Doe tot zeker drie maanden na de operatie geen taken waarbij u zich veel moet inspannen. Denk aan stofzuigen, ramen zemen en zwaar tillen. Probeer het werk zo veel mogelijk te verdelen over de dag en de week.

Hartrevalidatie

Meestal komt u na uw operatie in aanmerking voor hartrevalidatie. Hartrevalidatie helpt u om te herstellen als u bent behandeld aan uw hart.

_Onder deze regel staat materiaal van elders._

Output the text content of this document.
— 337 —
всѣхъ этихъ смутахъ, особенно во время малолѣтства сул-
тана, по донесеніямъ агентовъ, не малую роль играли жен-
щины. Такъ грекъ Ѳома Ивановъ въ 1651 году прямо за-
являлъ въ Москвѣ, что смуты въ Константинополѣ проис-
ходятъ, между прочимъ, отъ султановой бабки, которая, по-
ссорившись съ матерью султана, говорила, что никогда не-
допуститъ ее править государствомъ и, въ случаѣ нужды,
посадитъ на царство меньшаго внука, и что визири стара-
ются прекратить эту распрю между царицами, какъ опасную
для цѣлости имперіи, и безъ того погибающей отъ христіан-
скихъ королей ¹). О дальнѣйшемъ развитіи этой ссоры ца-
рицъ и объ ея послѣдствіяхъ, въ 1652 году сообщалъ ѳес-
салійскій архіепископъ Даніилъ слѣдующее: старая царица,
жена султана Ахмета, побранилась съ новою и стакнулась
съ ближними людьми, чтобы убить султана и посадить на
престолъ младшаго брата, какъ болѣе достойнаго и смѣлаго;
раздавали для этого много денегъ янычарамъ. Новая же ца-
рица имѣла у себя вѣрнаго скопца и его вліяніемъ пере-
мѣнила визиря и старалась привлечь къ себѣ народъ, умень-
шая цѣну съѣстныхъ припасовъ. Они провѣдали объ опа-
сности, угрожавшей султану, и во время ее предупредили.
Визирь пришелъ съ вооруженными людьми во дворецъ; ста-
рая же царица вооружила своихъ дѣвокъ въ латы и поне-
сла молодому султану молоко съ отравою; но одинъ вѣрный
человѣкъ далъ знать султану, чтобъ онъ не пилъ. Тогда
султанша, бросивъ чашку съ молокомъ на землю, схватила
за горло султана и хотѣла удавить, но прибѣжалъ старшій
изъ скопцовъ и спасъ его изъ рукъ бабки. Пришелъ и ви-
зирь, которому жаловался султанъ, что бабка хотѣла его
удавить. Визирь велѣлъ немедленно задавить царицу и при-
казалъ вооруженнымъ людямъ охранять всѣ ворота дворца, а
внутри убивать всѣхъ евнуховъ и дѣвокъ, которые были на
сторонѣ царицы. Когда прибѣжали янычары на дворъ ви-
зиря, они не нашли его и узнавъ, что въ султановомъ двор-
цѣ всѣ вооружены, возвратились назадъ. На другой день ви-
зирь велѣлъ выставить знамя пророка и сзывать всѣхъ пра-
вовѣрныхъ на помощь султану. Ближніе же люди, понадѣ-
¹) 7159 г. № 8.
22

U heeft veel informatie gekregen over uw lichamelijk herstel. We snappen dat u ook vragen heeft en adviezen wilt over andere zaken. Tijdens de revalidatie kunt u met deze vragen altijd terecht bij de fysiotherapeuten van de hartrevalidatie of de verpleegkundig specialist. Vragen over uw behandeling kunt u ook bespreken met uw cardioloog.

Dieet

  • Eet gezond en gevarieerd. Voor tips kunt u kijken op de website van het Voedingscentrum.
  • Eet minder vet en gebruik minder zout en suiker.
  • Drink genoeg water en drink niet te veel alcohol.
  • Heeft u overgewicht? Dan is het verstandig af te vallen.

De diëtiste geeft u tijdens de voorlichting bij de hartrevalidatie meer uitleg over voeding.